Treatment of aplastic anemia (AA) is challenging because cytopenia exposes patients to infectious and hemorrhagic complications, and immunosuppressive agents may further increase the risk in the short term: this is particularly true in older patients, in whom age, per se, is a risk factor. For this reason, I believe the study published in this issue on behalf of the French Cooperative Study Group for Aplastic Anemia,1 on 88 patients over the age of 60 years, given immunosuppressive therapy (IST), is clinically relevant and useful on a practical level. The authors identified 184 treatments, including the standard combination of anti-thymocyte globulin and cyclosporine-A (ATG-CsA). Responses were significantly better in those that had followed an ATG-CsA regimen; overall response rate was 70% after first-line treatment and the overall 3-year survival was an excellent 74%. The Authors conclude that age, per se, is not a limiting factor for standard immunosuppressive treatment of patients with AA.
Treatment of severe aplastic anemia (SAA) patients over the age of 60 is problematic, and transplant studies claiming good results in older patients2 contain only very few patients over the age of 60: in the study by Shin and coworkers, which suggests that transplant outcome is comparable in patients younger or older than 40 years, the maximum patient age was 63 years.2 The cyclophosphamide (CY) dose-finding study by Anderlini and coworkers on patients receiving an alternative donor transplant, which showed over 90% one-year survival for the low dose CY group, had only a handful of patients over the age of 40, and the median age overall was 21 years.3 More recently, a European Group for Blood and Marrow Transplantation (EBMT) study showed that the outcome of transplant for SAA patients over the age of 40 remains unsatisfactory4 and has not improved in the past decade. Also, in patients with leukemia, age is a predictive factor, but transplant mortality is much lower than in SAA patients; a recent study in patients over the age of 70 years reported a transplant mortality of 20%.5 Therefore, age has a stronger impact on survival after transplantation in SAA than leukemia, for reasons which are not clear. Currently, transplantation over the age of 60 is rarely taken into consideration by transplant centers: in the EBMT study 2010-2015, 95 grafts there performed on patients over the age of 60 (16 transplants/year in Europe).4
Immunosuppressive treatment is also strongly age-dependent: in a prospective randomized EBMT study, the 6-year survival was 100% for patients <20 years old, 92% for patients aged 20-40 years, 71% for those aged 40-60, and 56% for patients older than 60 years.6 Two recent retrospective analyses have addressed the issue of first-line treatment in a large number of SAA patients with either horse ATG-CsA (in 465 patients)7 or rabbit ATG-CsA (in 955 patients).8 The one year cumulative incidence of response was 65% for both horse or rabbit ATG, but patients over 60 years of age had lower response rates.87 As for survival, the horse ATG-CsA study shows a 5-year survival of 70% for patients over the age of 40, compared to 90% for young patients.7 The rabbit ATG-CsA study shows a similar 5-year survival for patients aged 40-60 (80%), but over the age of 60, survival at 5 years is in the order of 50%, compared to 90% for younger patients.8 Therefore, also after ATG-CsA, age remains one of the major predictors of response and survival.
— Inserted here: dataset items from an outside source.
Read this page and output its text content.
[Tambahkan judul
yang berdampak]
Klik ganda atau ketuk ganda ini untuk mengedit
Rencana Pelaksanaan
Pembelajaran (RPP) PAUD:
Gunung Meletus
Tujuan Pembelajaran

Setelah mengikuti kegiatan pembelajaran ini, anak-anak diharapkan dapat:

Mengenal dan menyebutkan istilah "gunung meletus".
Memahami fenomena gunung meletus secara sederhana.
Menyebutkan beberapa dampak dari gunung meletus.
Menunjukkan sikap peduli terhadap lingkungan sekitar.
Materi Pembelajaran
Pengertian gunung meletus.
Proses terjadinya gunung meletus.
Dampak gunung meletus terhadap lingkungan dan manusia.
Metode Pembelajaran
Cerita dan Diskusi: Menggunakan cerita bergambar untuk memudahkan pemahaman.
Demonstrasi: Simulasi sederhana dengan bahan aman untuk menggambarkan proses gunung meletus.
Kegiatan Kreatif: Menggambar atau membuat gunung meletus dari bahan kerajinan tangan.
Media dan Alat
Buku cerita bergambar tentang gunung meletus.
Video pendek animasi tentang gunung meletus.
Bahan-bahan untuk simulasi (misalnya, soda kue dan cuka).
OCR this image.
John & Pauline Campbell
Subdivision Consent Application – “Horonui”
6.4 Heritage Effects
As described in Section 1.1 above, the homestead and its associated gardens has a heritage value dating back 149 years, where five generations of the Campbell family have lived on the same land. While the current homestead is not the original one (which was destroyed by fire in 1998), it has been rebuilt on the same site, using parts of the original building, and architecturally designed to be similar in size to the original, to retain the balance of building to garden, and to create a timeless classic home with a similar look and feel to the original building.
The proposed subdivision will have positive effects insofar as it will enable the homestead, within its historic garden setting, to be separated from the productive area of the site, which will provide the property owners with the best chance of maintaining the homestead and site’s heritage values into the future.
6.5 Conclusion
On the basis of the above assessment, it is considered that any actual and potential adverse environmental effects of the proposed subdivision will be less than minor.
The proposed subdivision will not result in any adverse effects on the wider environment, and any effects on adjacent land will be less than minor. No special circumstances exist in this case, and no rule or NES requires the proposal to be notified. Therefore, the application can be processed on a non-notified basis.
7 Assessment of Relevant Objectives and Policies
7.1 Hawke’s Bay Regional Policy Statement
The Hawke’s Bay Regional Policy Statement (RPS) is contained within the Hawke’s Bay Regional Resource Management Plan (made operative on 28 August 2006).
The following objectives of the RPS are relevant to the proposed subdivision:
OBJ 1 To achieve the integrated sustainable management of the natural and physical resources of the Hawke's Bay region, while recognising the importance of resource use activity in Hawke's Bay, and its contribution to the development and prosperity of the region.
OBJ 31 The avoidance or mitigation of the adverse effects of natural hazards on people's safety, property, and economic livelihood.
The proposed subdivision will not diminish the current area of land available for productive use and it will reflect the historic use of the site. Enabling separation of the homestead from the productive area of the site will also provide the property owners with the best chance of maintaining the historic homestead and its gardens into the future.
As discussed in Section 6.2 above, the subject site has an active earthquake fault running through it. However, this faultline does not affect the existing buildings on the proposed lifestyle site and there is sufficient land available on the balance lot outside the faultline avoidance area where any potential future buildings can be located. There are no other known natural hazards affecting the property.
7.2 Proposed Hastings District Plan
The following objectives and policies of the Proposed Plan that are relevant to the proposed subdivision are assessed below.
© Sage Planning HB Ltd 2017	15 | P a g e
The French study by Contejean and coworkers1 compares favourably with these two large international reports: response rate to ATG+CsA at 6 months was 70% compared to 35% for patients receiving CsA alone, 22% for eltrombopag alone, and 21% for androgens alone (Figure 1). Overall response rates in patients receiving these different treatment options is outlined in Figure 1, which highlights a superior response rate with the ATG+CsA combination. Figure 1 also shows there was no difference in response for patients in this older patient population receiving horse (hATG) versus rabbit ATG (rATG), which is in keeping with two large recently published real-life studies.87 Also, survival was comparable in patients receiving horse or rabbit ATG. The higher response rate of patients receiving ATG+CsA did not translate to a significantly improved survival compared to other regimens, as already shown in an EBMT study;9 possibly due to second treatment or improved supportive care. Further support to long-term survival also for non-responders comes from the rabbit ATG study; it showed that the 10-year survival of AA patients, classified at 6 months as non-responders to a first course of rATG+CsA, was comparable whether patients were then allografted (64% survival) or not (60% survival).8 Late responses, improved supportive care, and second treatments could possibly explain the outcome of non-allografted patients.
In conclusion, ATG+CsA remains the treatment of choice for patients with AA, also for those over the age of 60; it should be preferred over the administration of CsA with or without androgens or eltrombopag, with or without CsA. Whether the addition of eltrombopag to ATG-CsA first line will further improve the outcome, as recently suggested,10 will be determined by an ongoing prospective randomized trial (RACE trial, EBMT). This study also confirms that in real-life analysis, horse or rabbit ATG produce almost identical response rates and survival, also in older AA patients.